— [...] İlimce, fence, edepçe, malumatça, tahsilce senden pek aşağı olanların yüksek mevkiler ihraz ettiğini söylüyorsun. Fakat bu pek tabiîdir. Çünkü sende olmayan bir şey onlarda vardır: Liyakat... Liyakat karşısında senin ne ilmin, ne fennin, ne edebin, ne malumatın para eder, ne de tahsilin, iktidarın... Eminim ki şimdi şurasını okurken başını sallıyor, içinden:
— Vay, bende liyakat yok mu? diyorsun. İstersen bana darıl, Efruz. Seni şüphede bırakmamak için serbestçe söyleyeceğim:
— Sende liyakat yoktur! "Ne malum?" mu diyeceksin? Dur sana ispat edeyim. Bizim Rüştiye'de iken bir mantık hocamız vardı. Derdi ki:
— İlim, tarif demektir, evlâtlarım, size bir şey söyleyenin "o söylediği şeyi" hakikaten bilip bilmediğini anlamak istiyor musunuz? Kullandığı tâbirleri tarif, tahdit ettiriniz. O saatta ilmini, yahut cehlini anlayacaksınız.

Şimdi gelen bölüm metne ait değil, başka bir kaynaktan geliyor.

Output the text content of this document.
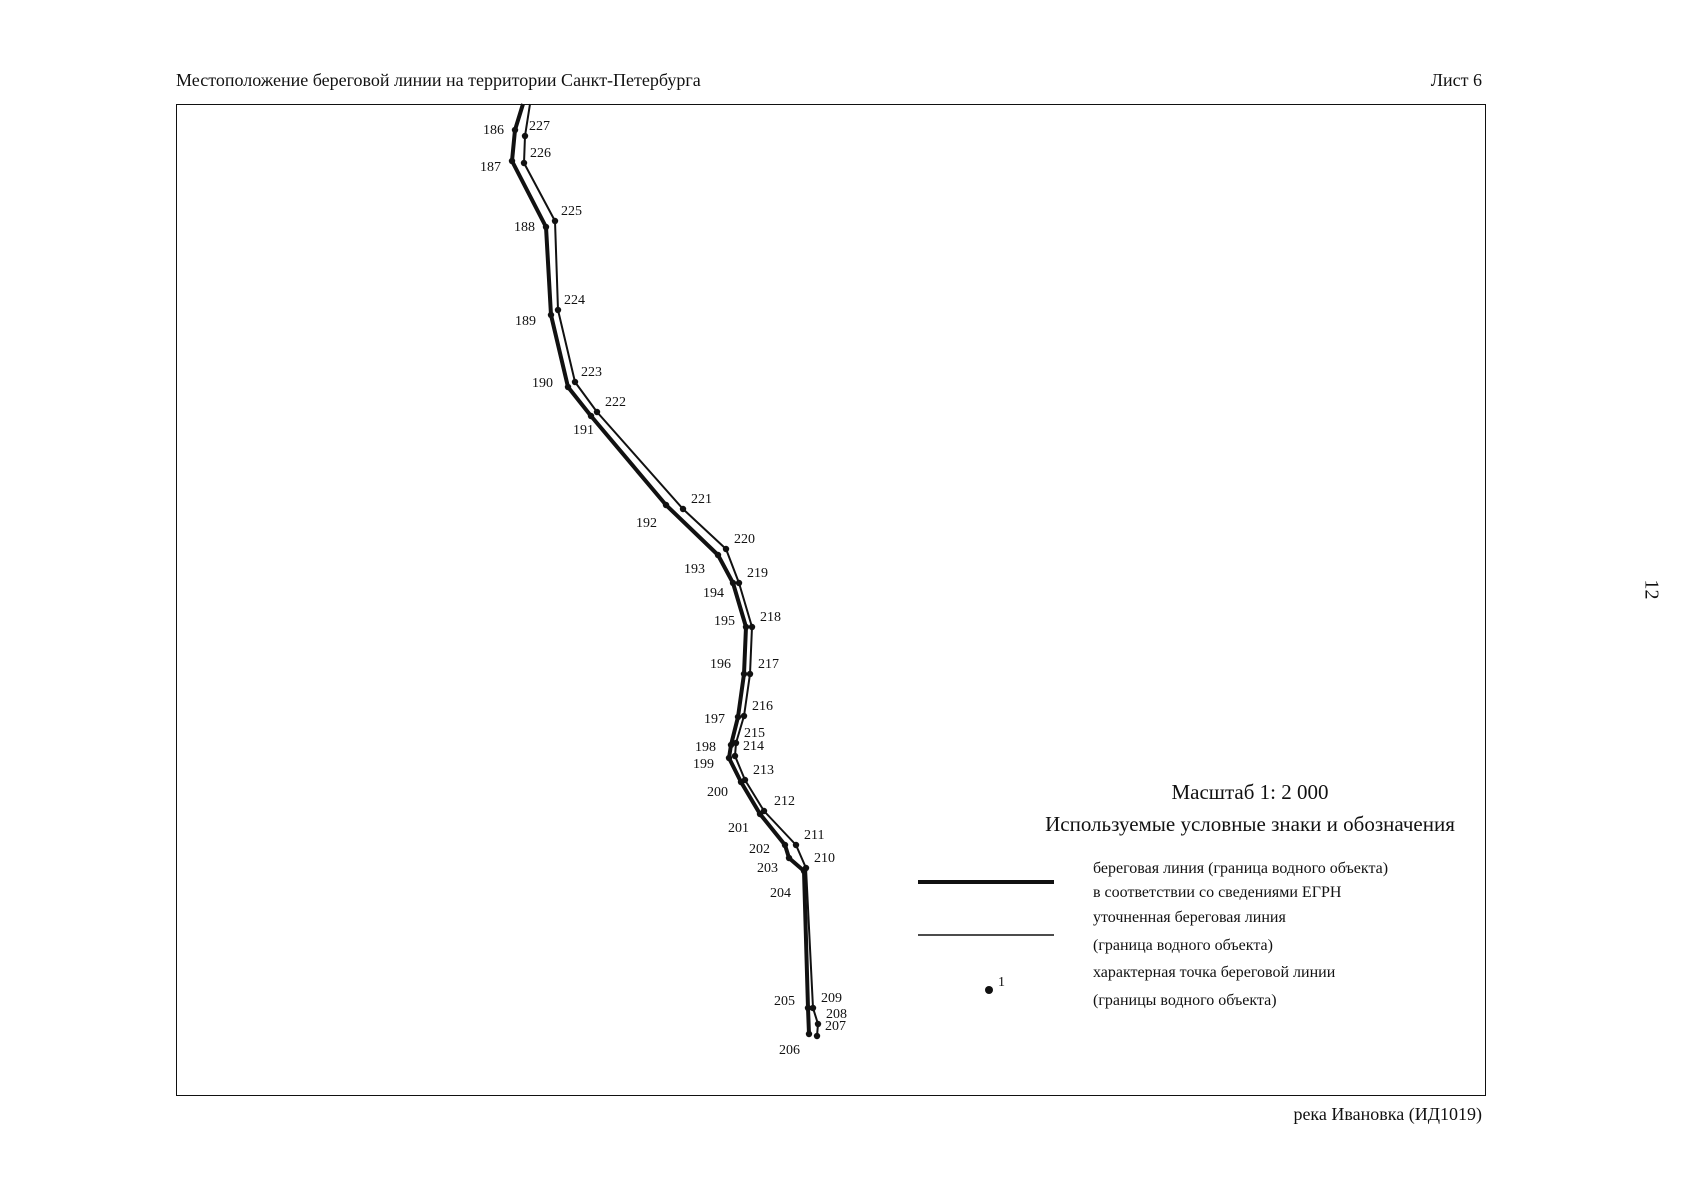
Местоположение береговой линии на территории Санкт-Петербурга	Лист 6
12
186
187
188
189
190
191
192
193
194
195
196
197
198
199
200
201
202
203
204
205
206
227
226
225
224
223
222
221
220
219
218
217
216
215
214
213
212
211
210
209
208
207
1
Масштаб 1: 2 000
Используемые условные знаки и обозначения
береговая линия (граница водного объекта)
в соответствии со сведениями ЕГРН
уточненная береговая линия
(граница водного объекта)
характерная точка береговой линии
(границы водного объекта)
река Ивановка (ИД1019)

Ben çocukken öğrendiğim bu eski usulü Istanbul'da sana çok tatbik ettim, Sen her lafın arasında nakarat gibi kullandığın "medeniyet, fert, cemiyet, tarih, tahaddüs, terkip, tahlil.. ilâh.." gibi tabirlerin birisini bana -velev yanlış olsun- tarif edemedin. Hatta hiç unutmam, bir kere:
— Şiirin ne olduğu asla tarif olunamaz, dedin. Hatırlıyor musun? Fakat "liyakat" böyle ilmî(!) bir tabir değildir. Bu âdeta altın gibi bir şeydir. Kimde varsa ne olduğunu güneş gibi bilir, tarif eder.